🌹💮20💮🥀

4.3K 368 105
                                    

Beğenmeyi ve satır aralarına yorum yapmayı unutmayın.

İki gündür kahvede kaldığım için utançtan sabahları Ömer yerine ben bakıyordum. Hatta kahvenin masa örtülerini bile yıkadım bir ara. Açıkçası bu mahalleye geleli aylar oldu ve ilk defa kahveyi bu kadar temiz görüyorum. Kadın eli değmiş gibi. Şimdiyse camlarını siliyordum. Bunu yapmak için milletin akşam eve gitmesini bekledim.

Soğuk havadan dolayı parmaklarım dökülse de eminim yarın sabah mis gibi olacak.

Gözlerim Salim'e kaydı. Şaşkın çocuk ben yatana kadar başımdan ayrılmıyordu. Kız olduğumu bildiğinden başıma bir şey gelecek diye endişeleniyordu. İtiraf etmek gerekirse ona fazlasıyla alıştım. Olmayan erkek kardeşim gibi hissettiriyor bana.

"Yetmez mi? Donacaksın. " omuz silktim. Salim dumanı tüten bardakla bana doğru geldi. "İçeriyi de soğuttun. " aksi sesiyle eş zamanlı olarak bardağı uzattı. Gazete ile son kez camı silip bardağı aldım. Salim titreyerek kahvenin kapısını kapatırken ben de buz tutmuş parmaklarım ile çay bardağını sarıyordum.

Üşüdüğümü sıcak yere geçince fark ettim. Kendimi yanan sobanın yanına atıp sıcak çaydan ufak bir yudum aldım. Salim sandalye uzatsa da alıp oturmadım. Sobanın yanına çömelmiştim resmen.

"Abla böyle zor olmuyor mu? Evin orada ama sen burada kalıyorsun. " Salim'e evi terk etme olayımı anlattığım için rahatça konuşuyordu.

"Zor oli tabi. Sıcah yatağım varken şimdi burada sığıntı gibi galim. "İstemsiz iç çektim. Annemin yüreği dayanmaz gelir beni eve götürür sandım ancak sadece Mine bir kere geçerken baktı. Erkekler olduğu için içeri gelememişti. Açıkçası ilk gün olduğu için sinirli olduğumdan ben de dışarı çıkmadım.


"Sizinkiler de nankör be abla. Sen onlar için bu haldesin ancak onların yaptığına bak. Ben olsam sana ne iyilik yapayım bilemem. " elindeki yarım limonu çayına sıktı. İstemsiz tatlı çocuğa gülümsedim. Sırf onun adını temize çıkardım diye peşimden ayrılmayıp bana yardımcı oluyordu. O yüzden Salim'in samimiyetine inanıyorum.

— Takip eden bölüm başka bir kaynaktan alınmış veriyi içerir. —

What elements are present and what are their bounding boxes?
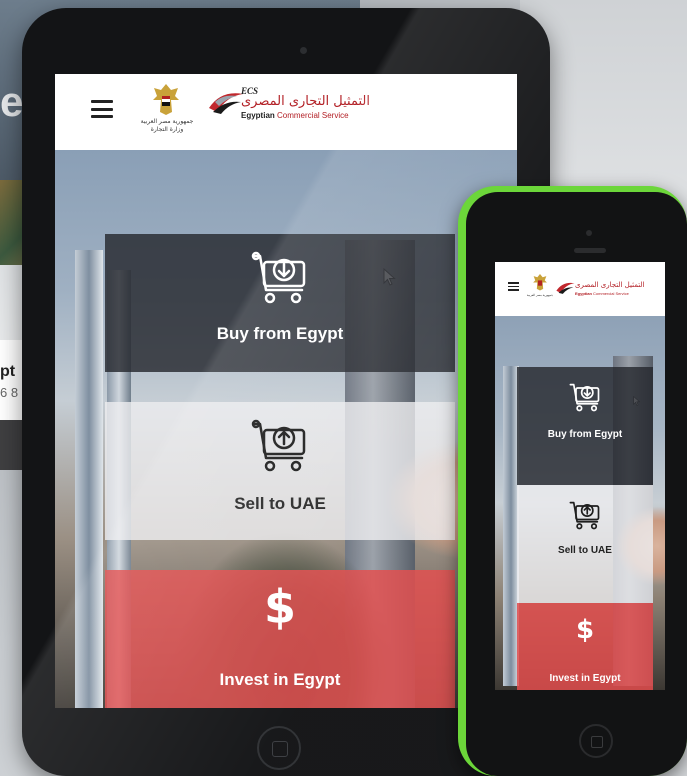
- emblem-caption: جمهورية مصر العربية وزارة التجارة: [131, 118, 203, 134]
- phone-invest-in-egypt-label: Invest in Egypt: [549, 673, 621, 684]
- phone-home-button: [579, 724, 613, 758]
- phone-buy-from-egypt-label: Buy from Egypt: [547, 429, 623, 440]
- tablet-home-button: [257, 726, 301, 770]
- phone-emblem-caption: جمهورية مصر العربية: [526, 293, 554, 297]
- phone-logo-arabic-text: التمثيل التجارى المصرى: [575, 281, 645, 289]
- phone-logo-english-rest: Commercial Service: [591, 291, 629, 296]
- cart-download-icon: [251, 251, 306, 304]
- phone-logo-english-text: Egyptian Commercial Service: [575, 291, 629, 296]
- phone-sell-to-uae-tile[interactable]: Sell to UAE: [517, 485, 653, 603]
- phone-cart-upload-icon: [569, 501, 600, 530]
- phone-invest-in-egypt-tile[interactable]: $ Invest in Egypt: [517, 603, 653, 690]
- logo-english-text: Egyptian Commercial Service: [241, 111, 349, 120]
- tower-image: [75, 250, 103, 708]
- invest-in-egypt-label: Invest in Egypt: [219, 670, 341, 689]
- background-card-title: pt: [0, 363, 16, 380]
- buy-from-egypt-label: Buy from Egypt: [216, 324, 344, 343]
- phone-device: جمهورية مصر العربية التمثيل التجارى المص…: [458, 186, 687, 776]
- phone-site-header: جمهورية مصر العربية التمثيل التجارى المص…: [495, 262, 665, 316]
- logo-english-rest: Commercial Service: [274, 111, 349, 120]
- phone-cart-download-icon: [569, 383, 600, 412]
- site-header: جمهورية مصر العربية وزارة التجارة ECS ال…: [55, 74, 517, 150]
- phone-logo-english-bold: Egyptian: [575, 291, 592, 296]
- tablet-camera: [300, 47, 307, 54]
- invest-in-egypt-tile[interactable]: $ Invest in Egypt: [105, 570, 455, 708]
- emblem-caption-line2: وزارة التجارة: [150, 126, 184, 133]
- buy-from-egypt-tile[interactable]: Buy from Egypt: [105, 234, 455, 372]
- phone-sell-to-uae-label: Sell to UAE: [558, 545, 612, 556]
- menu-icon[interactable]: [91, 100, 113, 118]
- phone-speaker: [574, 248, 606, 253]
- sell-to-uae-label: Sell to UAE: [234, 494, 326, 513]
- sell-to-uae-tile[interactable]: Sell to UAE: [105, 402, 455, 540]
- phone-buy-from-egypt-tile[interactable]: Buy from Egypt: [517, 367, 653, 485]
- phone-menu-icon[interactable]: [508, 282, 519, 291]
- phone-screen: جمهورية مصر العربية التمثيل التجارى المص…: [495, 262, 665, 690]
- cart-upload-icon: [251, 419, 306, 472]
- logo-english-bold: Egyptian: [241, 111, 275, 120]
- phone-ecs-logo-icon: [556, 282, 575, 294]
- eagle-emblem-icon: [153, 84, 179, 115]
- emblem-caption-line1: جمهورية مصر العربية: [140, 118, 194, 125]
- phone-dollar-icon: $: [575, 615, 595, 645]
- phone-camera: [586, 230, 592, 236]
- background-card-subtitle: 6 8: [0, 385, 19, 400]
- logo-arabic-text: التمثيل التجارى المصرى: [241, 94, 370, 109]
- tablet-screen: جمهورية مصر العربية وزارة التجارة ECS ال…: [55, 74, 517, 708]
- phone-eagle-emblem-icon: [533, 274, 547, 291]
- dollar-icon: $: [263, 580, 296, 634]
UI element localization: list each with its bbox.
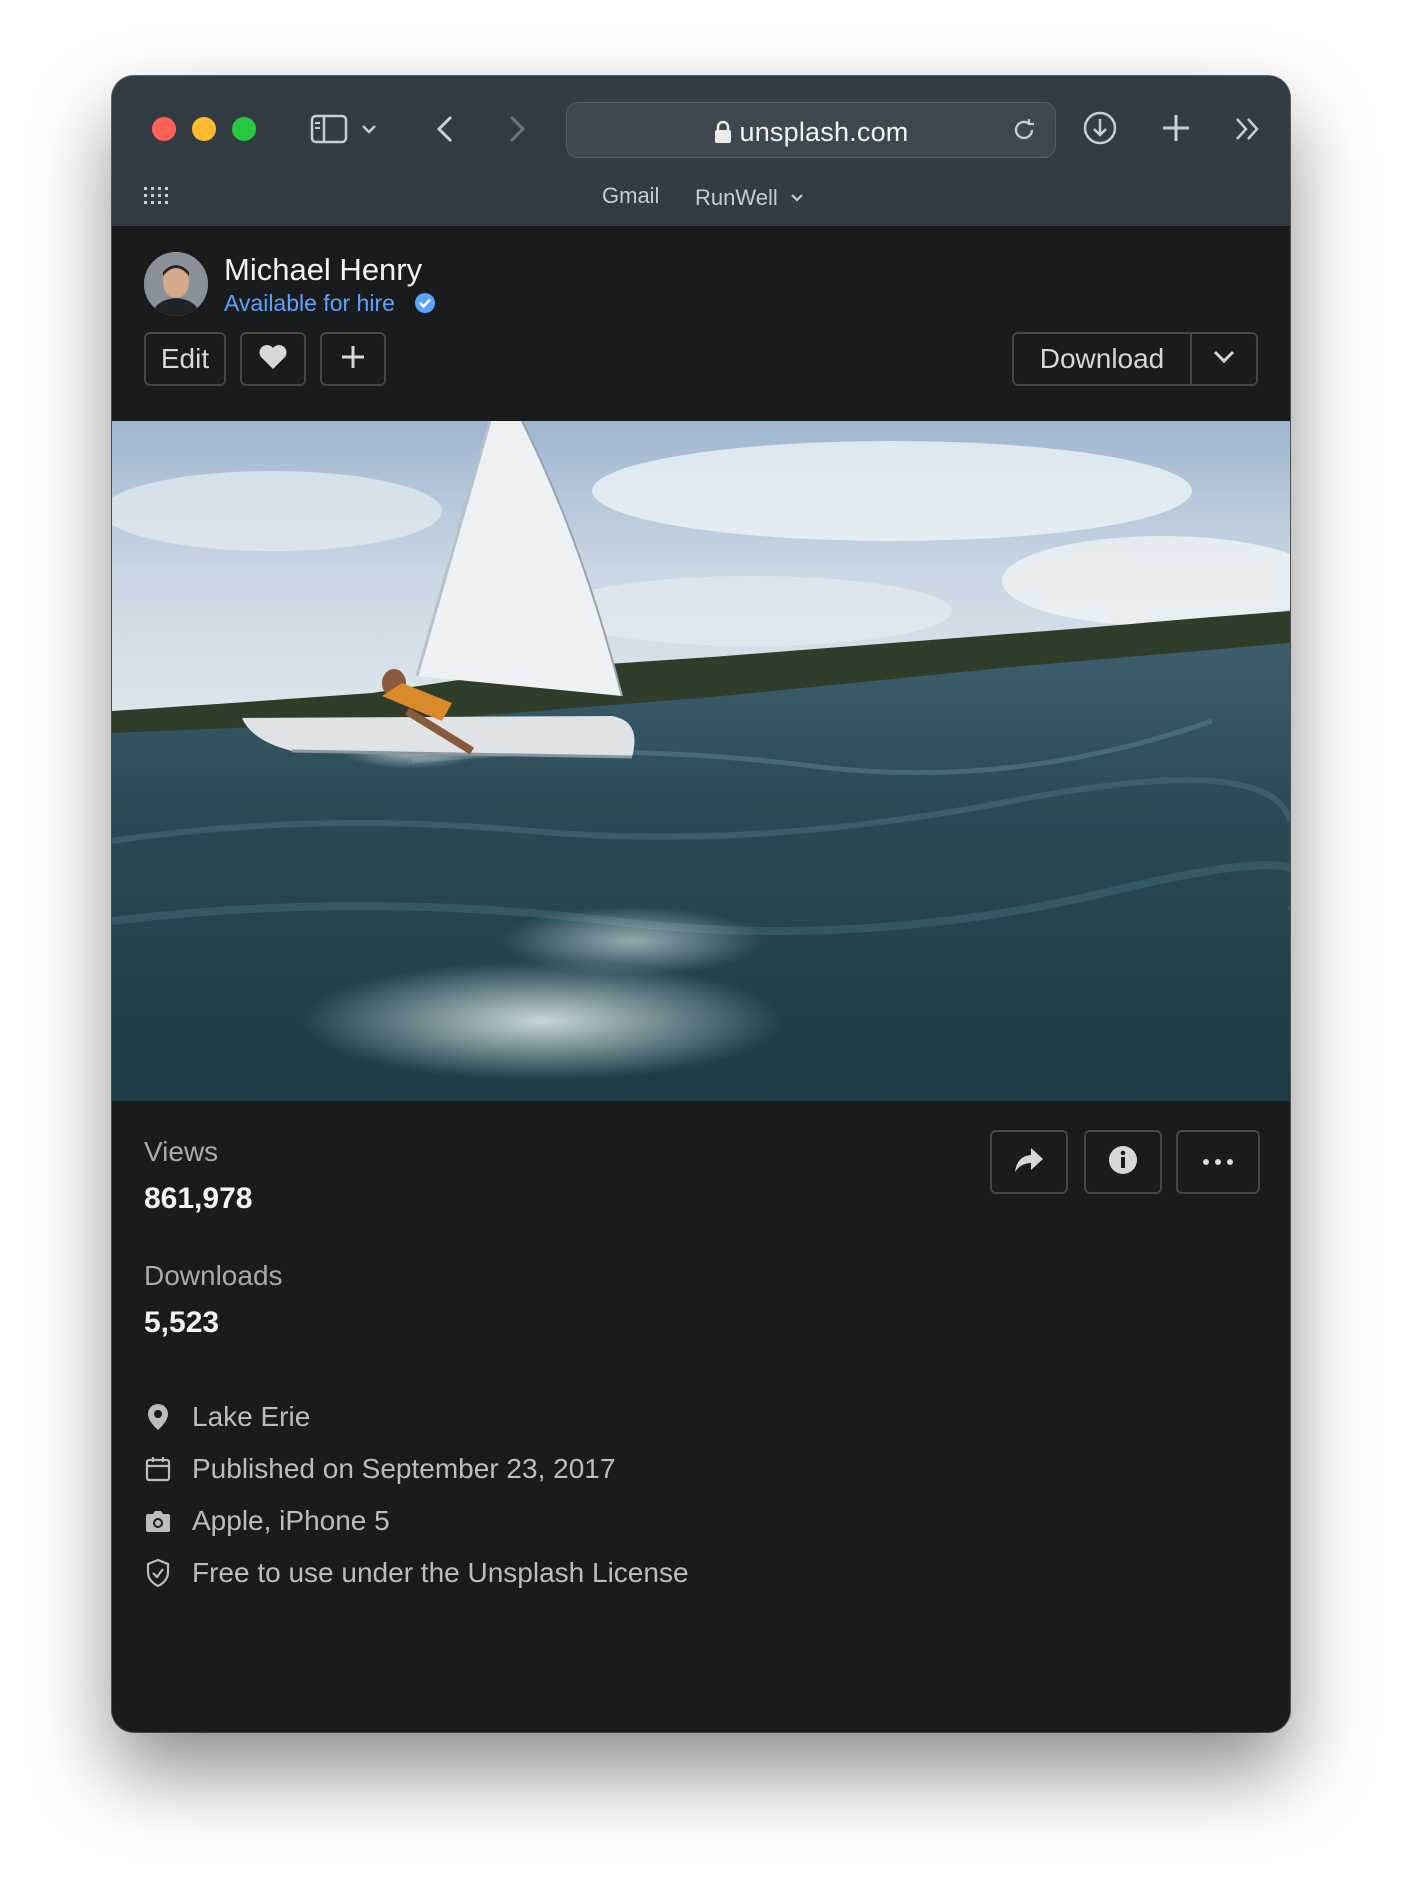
like-button[interactable]	[240, 332, 306, 386]
shield-check-icon	[144, 1559, 172, 1587]
url-label: unsplash.com	[739, 117, 909, 147]
verified-badge-icon	[414, 292, 436, 319]
add-to-collection-button[interactable]	[320, 332, 386, 386]
license-text: Free to use under the Unsplash License	[192, 1557, 689, 1588]
forward-icon[interactable]	[502, 110, 532, 148]
downloads-value: 5,523	[144, 1306, 220, 1339]
download-button-label: Download	[1039, 343, 1165, 374]
plus-icon	[340, 344, 366, 375]
browser-window: unsplash.com Gmail RunWell Michael Henry…	[112, 76, 1290, 1732]
download-options-button[interactable]	[1192, 334, 1256, 384]
info-icon	[1108, 1145, 1138, 1180]
share-icon	[1013, 1146, 1045, 1179]
downloads-icon[interactable]	[1080, 108, 1120, 148]
photo-sailboat[interactable]	[112, 421, 1290, 1101]
bookmark-runwell-label: RunWell	[695, 185, 778, 210]
camera-row[interactable]: Apple, iPhone 5	[144, 1504, 390, 1538]
location-text: Lake Erie	[192, 1401, 311, 1432]
profile-name[interactable]: Michael Henry	[224, 252, 422, 288]
ellipsis-icon	[1202, 1153, 1234, 1171]
chevron-down-icon[interactable]	[358, 118, 380, 140]
heart-icon	[258, 344, 288, 375]
chevron-down-icon	[1213, 350, 1235, 369]
share-button[interactable]	[990, 1130, 1068, 1194]
sidebar-toggle-icon[interactable]	[308, 110, 350, 148]
address-bar[interactable]: unsplash.com	[566, 102, 1056, 158]
camera-text: Apple, iPhone 5	[192, 1505, 390, 1536]
chevron-down-icon	[790, 183, 804, 209]
lock-icon	[714, 120, 732, 151]
calendar-icon	[144, 1455, 172, 1483]
camera-icon	[144, 1507, 172, 1535]
download-button-group: Download	[1012, 332, 1258, 386]
url-text: unsplash.com	[567, 117, 1055, 151]
bookmark-gmail[interactable]: Gmail	[602, 183, 659, 209]
published-row: Published on September 23, 2017	[144, 1452, 615, 1486]
downloads-label: Downloads	[144, 1260, 283, 1291]
favorites-grid-icon[interactable]	[142, 184, 170, 208]
map-pin-icon	[144, 1403, 172, 1431]
back-icon[interactable]	[430, 110, 460, 148]
browser-toolbar: unsplash.com Gmail RunWell	[112, 76, 1290, 227]
reload-icon[interactable]	[1009, 115, 1039, 145]
download-button[interactable]: Download	[1014, 334, 1192, 384]
more-options-button[interactable]	[1176, 1130, 1260, 1194]
published-text: Published on September 23, 2017	[192, 1453, 616, 1484]
new-tab-icon[interactable]	[1156, 108, 1196, 148]
close-window-button[interactable]	[152, 117, 176, 141]
overflow-chevrons-icon[interactable]	[1230, 110, 1266, 148]
minimize-window-button[interactable]	[192, 117, 216, 141]
license-row[interactable]: Free to use under the Unsplash License	[144, 1556, 689, 1590]
edit-button-label: Edit	[160, 343, 210, 374]
avatar[interactable]	[144, 252, 208, 316]
hire-status[interactable]: Available for hire	[224, 290, 395, 317]
zoom-window-button[interactable]	[232, 117, 256, 141]
bookmark-runwell[interactable]: RunWell	[695, 183, 804, 211]
edit-button[interactable]: Edit	[144, 332, 226, 386]
views-label: Views	[144, 1136, 219, 1167]
info-button[interactable]	[1084, 1130, 1162, 1194]
location-row[interactable]: Lake Erie	[144, 1400, 310, 1434]
views-value: 861,978	[144, 1182, 253, 1215]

"Sen de olmasan halim haraptır. " dalga geçtiğimi anlayıp kafasini arkaya attı ve güldü. Dayamayıp ben de kıkırdamaya başladım. Bu arada kahvenin kapısı açılınca korkuyla gözlerim kapıya kaydı. Akşam on bir de kim geldi korkusu yaşamıştım.


Ömer, Kel Mert ve Coşkun içeri girdi. Hemen arkalarında ise omuzları düşük şekilde Samet girdi. İki gündür sırf ben rahat yatayım diye erkenden evlere dağılan tayfa bugün kahveye gelmişti.


Ömer'in bakışlarını görünce çömeldiğim yerden kalktım ve elimdeki bardağı masanın üstüne bıraktım.


"Hoşgelmişsiz. Çay verem. " telaşla konuştum. Salim de hala burada olduğu için gergince bana bakıyordu. İkimizde de aynı telaş olduğu için onu yadırgamıyordum.


"Hoşbulduk. Tazeyse alırız. " Ömer bana cevap bile vermedi. Bana tek cevap veren Mert'e gülümseyip onlara çay doldurdum. Gözlerim istemsiz Ömer'in olduğu yere kayıp duruyordu. İlk defa sigara içeceği dal dufaklarının arasında değilde parmaklarının arasındaydı. Dalgın gözleriyle yanmayan sigarayla oynarken bakışlarımı hissetmiş gibi kafasini kaldırdı. Bal rengi gözleri yüzünden heyecan yapınca istemsiz kıpırdandım ve elimde yanma hissettim.



Acı içinde inlemeye fırsatım olmadan Ömer elimdeki büyük demlik altını aldı ve ocağa indirdi. Acıdan yaşaran gözlerimle ona bakınca nefesini seslice salıp bileğimden tutup çekiştirdi. Arka odaya girdiğimiz gibi musluğu açıp soğuk suyun altına tutunca irkildim. Yine de bileğimi salmamıştı.